Exzerpte aus Jacques Derrida: Die Stimme und das Phänomen. Frankfurt/Main 2003. S. 54-60, 68-73


"der Prozeß des Todes, der in den Zeichen am Werk ist"

Diese Mitteilung wird aber dadurch möglich, daß der Hö­rende nun auch die Intention des Redenden versteht. Und er tut dies, sofern er den Sprechenden als eine Person auffaßt, die nicht bloße Laute hervorbringt, sondern zu ihm spricht, die also mit den Lauten zugleich gewisse sinnverleihende Akte vollzieht, welche sie ihm kundtun, bzw. deren Sinn sie ihm mitteilen will. Was den geistigen Verkehr allererst mög­lich und die verbindende Rede zur Rede macht, liegt in dieser durch die physische Seite der Rede vermittelten Korrelation zwischen den zusammengehörigen physischen und psychi­schen Erlebnissen der miteinander verkehrenden Personen. (Husserl, Ideen zu einer reinen Phänomenologie I)

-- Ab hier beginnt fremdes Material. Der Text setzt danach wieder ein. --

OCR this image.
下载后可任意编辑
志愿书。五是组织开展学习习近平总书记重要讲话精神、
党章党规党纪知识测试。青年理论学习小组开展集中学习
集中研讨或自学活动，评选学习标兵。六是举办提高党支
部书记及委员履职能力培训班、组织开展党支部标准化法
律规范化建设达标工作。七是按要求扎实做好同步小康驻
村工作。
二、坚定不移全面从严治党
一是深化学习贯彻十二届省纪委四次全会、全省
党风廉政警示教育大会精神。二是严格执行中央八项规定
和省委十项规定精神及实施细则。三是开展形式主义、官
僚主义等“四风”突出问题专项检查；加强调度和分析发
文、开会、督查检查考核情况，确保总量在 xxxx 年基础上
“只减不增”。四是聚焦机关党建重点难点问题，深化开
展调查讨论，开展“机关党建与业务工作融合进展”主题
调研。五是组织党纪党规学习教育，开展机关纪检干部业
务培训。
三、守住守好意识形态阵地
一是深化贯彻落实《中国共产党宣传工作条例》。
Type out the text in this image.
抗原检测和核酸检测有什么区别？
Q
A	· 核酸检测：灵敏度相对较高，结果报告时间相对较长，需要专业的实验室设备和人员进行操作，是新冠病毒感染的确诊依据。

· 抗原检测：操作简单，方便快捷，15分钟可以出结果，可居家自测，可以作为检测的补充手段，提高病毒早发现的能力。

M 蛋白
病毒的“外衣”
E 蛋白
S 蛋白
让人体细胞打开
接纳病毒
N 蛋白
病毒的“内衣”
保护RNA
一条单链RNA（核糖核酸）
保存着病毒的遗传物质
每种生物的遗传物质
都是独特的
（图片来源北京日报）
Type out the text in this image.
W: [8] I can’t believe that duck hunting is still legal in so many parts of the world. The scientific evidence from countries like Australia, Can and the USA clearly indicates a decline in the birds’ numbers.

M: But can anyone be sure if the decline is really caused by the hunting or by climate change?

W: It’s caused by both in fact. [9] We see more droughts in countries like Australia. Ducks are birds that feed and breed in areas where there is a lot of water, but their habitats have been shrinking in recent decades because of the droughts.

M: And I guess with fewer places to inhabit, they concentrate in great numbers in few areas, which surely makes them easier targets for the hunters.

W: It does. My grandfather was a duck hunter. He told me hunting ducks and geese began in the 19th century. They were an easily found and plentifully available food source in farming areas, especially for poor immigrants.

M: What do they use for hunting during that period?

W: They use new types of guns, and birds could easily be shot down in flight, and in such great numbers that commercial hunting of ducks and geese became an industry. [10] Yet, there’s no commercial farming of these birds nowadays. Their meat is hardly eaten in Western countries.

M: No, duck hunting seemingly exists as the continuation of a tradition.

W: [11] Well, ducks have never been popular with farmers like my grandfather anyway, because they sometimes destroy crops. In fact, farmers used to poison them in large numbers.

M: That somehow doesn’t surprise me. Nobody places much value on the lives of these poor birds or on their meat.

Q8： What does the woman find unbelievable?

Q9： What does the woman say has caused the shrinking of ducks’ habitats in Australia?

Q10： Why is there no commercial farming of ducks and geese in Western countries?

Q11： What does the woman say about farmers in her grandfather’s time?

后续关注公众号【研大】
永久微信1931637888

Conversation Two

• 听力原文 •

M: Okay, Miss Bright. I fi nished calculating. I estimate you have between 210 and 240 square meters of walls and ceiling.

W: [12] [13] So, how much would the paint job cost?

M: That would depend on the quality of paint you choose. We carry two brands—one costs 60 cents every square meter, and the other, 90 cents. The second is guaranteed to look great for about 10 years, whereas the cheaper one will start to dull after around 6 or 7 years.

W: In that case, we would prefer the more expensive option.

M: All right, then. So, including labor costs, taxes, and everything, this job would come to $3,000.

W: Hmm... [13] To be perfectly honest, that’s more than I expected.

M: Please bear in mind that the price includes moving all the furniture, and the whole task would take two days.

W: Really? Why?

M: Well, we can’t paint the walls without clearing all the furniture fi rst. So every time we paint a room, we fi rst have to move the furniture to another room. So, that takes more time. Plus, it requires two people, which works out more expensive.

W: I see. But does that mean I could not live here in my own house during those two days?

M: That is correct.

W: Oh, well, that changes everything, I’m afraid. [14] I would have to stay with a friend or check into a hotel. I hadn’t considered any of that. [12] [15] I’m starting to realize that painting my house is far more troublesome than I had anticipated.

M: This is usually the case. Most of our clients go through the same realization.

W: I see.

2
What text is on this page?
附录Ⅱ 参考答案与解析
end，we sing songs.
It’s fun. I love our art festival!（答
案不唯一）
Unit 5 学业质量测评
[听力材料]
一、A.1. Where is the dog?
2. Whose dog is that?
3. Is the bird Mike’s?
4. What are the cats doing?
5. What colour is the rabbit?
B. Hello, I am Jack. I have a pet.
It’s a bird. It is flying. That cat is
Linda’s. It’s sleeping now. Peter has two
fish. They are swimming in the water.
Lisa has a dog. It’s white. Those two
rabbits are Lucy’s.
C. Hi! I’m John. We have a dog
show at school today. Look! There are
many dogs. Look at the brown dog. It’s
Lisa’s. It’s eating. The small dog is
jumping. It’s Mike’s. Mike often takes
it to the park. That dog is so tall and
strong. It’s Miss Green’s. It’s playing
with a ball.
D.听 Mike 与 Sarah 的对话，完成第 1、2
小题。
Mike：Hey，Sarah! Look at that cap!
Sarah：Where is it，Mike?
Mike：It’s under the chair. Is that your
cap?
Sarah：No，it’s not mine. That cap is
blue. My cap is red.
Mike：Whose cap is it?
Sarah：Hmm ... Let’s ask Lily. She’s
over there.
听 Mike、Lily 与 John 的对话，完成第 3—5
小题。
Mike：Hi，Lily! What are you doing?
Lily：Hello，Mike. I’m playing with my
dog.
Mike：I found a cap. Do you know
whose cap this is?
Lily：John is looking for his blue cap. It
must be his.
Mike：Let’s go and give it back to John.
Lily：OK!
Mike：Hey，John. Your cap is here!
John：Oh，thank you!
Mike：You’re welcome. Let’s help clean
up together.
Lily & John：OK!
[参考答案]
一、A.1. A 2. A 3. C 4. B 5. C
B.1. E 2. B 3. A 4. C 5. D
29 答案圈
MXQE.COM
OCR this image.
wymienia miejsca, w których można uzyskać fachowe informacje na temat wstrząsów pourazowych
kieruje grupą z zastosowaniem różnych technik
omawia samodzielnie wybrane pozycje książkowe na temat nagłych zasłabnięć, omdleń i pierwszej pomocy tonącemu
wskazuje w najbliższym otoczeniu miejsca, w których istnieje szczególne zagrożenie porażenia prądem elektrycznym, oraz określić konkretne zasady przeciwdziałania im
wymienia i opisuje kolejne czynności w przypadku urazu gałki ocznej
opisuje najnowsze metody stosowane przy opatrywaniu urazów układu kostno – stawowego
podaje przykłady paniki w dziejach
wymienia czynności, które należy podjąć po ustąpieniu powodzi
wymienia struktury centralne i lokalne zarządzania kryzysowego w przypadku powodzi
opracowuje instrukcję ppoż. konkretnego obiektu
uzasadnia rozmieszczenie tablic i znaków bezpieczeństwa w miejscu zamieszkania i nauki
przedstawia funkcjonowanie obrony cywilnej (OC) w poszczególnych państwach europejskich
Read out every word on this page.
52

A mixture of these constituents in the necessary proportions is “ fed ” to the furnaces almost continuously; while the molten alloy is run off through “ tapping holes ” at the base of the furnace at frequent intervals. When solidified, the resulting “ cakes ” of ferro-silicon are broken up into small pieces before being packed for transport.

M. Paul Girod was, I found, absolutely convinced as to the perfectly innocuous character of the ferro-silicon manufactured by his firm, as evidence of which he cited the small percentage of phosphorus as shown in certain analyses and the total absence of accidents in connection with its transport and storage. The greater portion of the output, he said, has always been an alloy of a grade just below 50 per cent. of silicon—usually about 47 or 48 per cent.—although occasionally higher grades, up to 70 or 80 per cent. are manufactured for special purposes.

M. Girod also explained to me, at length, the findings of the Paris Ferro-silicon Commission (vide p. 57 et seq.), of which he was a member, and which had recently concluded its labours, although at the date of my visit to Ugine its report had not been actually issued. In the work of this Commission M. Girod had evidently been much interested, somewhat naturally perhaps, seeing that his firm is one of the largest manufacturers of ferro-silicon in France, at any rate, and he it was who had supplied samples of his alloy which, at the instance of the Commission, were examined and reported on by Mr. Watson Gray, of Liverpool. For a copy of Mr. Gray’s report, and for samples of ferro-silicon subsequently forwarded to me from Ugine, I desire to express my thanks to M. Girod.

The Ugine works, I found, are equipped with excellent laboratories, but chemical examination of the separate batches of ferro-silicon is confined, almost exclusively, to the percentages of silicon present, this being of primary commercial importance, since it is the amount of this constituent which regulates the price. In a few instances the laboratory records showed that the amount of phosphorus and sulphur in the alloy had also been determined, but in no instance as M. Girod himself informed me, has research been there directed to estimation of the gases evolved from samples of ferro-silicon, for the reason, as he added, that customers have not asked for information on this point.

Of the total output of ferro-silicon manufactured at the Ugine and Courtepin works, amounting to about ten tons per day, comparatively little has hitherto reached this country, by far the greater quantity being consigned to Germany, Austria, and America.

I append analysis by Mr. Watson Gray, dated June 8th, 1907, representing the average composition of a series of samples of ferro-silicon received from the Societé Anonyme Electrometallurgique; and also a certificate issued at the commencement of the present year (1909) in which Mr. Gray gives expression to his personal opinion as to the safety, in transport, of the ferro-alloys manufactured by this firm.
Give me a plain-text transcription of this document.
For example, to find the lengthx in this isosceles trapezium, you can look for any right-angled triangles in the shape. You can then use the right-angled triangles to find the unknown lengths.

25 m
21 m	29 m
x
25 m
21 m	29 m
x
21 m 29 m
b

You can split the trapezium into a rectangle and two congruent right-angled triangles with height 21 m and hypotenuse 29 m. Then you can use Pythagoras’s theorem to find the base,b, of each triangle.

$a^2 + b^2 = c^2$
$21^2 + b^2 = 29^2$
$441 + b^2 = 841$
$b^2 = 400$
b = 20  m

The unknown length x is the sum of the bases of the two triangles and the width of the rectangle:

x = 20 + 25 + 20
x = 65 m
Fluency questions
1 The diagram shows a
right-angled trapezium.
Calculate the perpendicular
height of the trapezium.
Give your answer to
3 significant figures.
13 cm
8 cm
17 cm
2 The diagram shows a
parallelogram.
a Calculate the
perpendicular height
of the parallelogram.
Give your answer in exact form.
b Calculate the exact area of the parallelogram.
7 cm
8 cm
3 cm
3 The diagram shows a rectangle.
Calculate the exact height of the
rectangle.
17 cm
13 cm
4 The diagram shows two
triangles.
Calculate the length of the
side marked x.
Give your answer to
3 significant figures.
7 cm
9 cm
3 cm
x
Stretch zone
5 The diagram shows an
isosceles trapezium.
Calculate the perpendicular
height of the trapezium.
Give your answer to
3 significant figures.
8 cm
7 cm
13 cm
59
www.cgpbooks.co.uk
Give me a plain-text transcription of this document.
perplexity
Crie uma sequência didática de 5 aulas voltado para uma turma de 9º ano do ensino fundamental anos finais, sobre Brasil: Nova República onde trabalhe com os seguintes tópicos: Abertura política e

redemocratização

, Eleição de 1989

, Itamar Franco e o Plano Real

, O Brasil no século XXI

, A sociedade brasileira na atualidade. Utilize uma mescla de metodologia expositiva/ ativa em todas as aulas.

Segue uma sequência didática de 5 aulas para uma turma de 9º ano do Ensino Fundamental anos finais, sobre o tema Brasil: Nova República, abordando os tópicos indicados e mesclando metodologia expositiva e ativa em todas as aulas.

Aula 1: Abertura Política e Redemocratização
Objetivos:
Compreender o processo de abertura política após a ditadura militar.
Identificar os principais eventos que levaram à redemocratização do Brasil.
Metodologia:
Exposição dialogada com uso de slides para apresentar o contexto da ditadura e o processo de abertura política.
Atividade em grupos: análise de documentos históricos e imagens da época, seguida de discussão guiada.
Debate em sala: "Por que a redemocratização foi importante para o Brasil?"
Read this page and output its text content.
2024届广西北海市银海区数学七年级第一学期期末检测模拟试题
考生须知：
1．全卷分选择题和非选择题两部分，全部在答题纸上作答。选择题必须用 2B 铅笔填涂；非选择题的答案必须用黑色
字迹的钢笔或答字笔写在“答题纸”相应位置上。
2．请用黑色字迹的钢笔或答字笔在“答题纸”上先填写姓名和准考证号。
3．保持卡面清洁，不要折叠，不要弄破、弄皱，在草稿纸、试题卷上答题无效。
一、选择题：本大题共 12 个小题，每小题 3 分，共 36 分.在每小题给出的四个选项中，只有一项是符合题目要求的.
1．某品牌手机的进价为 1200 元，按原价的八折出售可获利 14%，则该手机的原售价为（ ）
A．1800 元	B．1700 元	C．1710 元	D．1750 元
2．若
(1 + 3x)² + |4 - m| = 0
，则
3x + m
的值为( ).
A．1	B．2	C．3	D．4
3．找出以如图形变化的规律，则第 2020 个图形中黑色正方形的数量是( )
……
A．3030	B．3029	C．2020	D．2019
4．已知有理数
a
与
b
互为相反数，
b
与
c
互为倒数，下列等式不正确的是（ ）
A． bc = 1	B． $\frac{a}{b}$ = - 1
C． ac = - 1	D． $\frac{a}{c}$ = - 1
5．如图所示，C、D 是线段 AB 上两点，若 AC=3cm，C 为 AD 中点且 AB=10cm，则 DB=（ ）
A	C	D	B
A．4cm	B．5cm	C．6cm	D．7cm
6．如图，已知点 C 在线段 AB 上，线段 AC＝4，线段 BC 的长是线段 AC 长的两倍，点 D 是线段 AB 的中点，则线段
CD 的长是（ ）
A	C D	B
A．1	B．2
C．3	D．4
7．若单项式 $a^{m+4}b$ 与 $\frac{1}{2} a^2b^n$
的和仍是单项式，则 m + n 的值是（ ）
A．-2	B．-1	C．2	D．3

All das, was in meiner Rede dazu bestimmt ist, einem Anderen ein Erlebnis kundzutun, muß durch die Vermittlung der physischen Seite hindurchgehen. Diese irreduzible Ver­mittlung bezieht jeden Ausdruck in eine anzeigende Opera­tion ein. Die kundgebende Funktion* ist eine anzeigende Funktion. Man rückt hiermit wieder näher an die Wurzel der Anzeige heran: Zur Anzeige kommt es jedesmal, wenn der sinnverleihende Akt, die beseelende Intention, die lebendige Geistigkeit des Bedeutens nicht voll und ganz gegenwärtig ist. In der Tat ist mir, wenn ich einem Anderen zuhöre, sein Erlebnis nicht »leibhaft«, originär gegenwärtig. Ich kann, meint Husserl, eine originäre Anschauung, das heißt eine unmittelbare Wahrnehmung von dem haben, was an ihm in der Welt exponiert ist, von der Sichtbarkeit seines Körpers, sei­ner Gesten, von dem, was sich von den Lauten, die er äußert, vernehmen läßt. Doch die subjektive Seite seiner Erfahrung, sein Bewußtsein, die Akte, durch die er insbesondere seinen Zeichen Sinn verleiht, sind mir nicht unmittelbar und origi­när gegenwärtig, so wie sie es für ihn und so wie es meine eigenen für mich sind. Es gibt da eine irreduzible und defini­tive Grenze. Das Erlebnis des Anderen wird mir allein inso­fern kundgetan, als es durch Zeichen vermittelt angezeigt wird, die eine physische Seite beinhalten. Selbst die Idee des »Physischen«, der »physischen Seite« ist in ihrer eigenen Dif­ferenz allein von dieser Bewegung der Anzeige her denkbar.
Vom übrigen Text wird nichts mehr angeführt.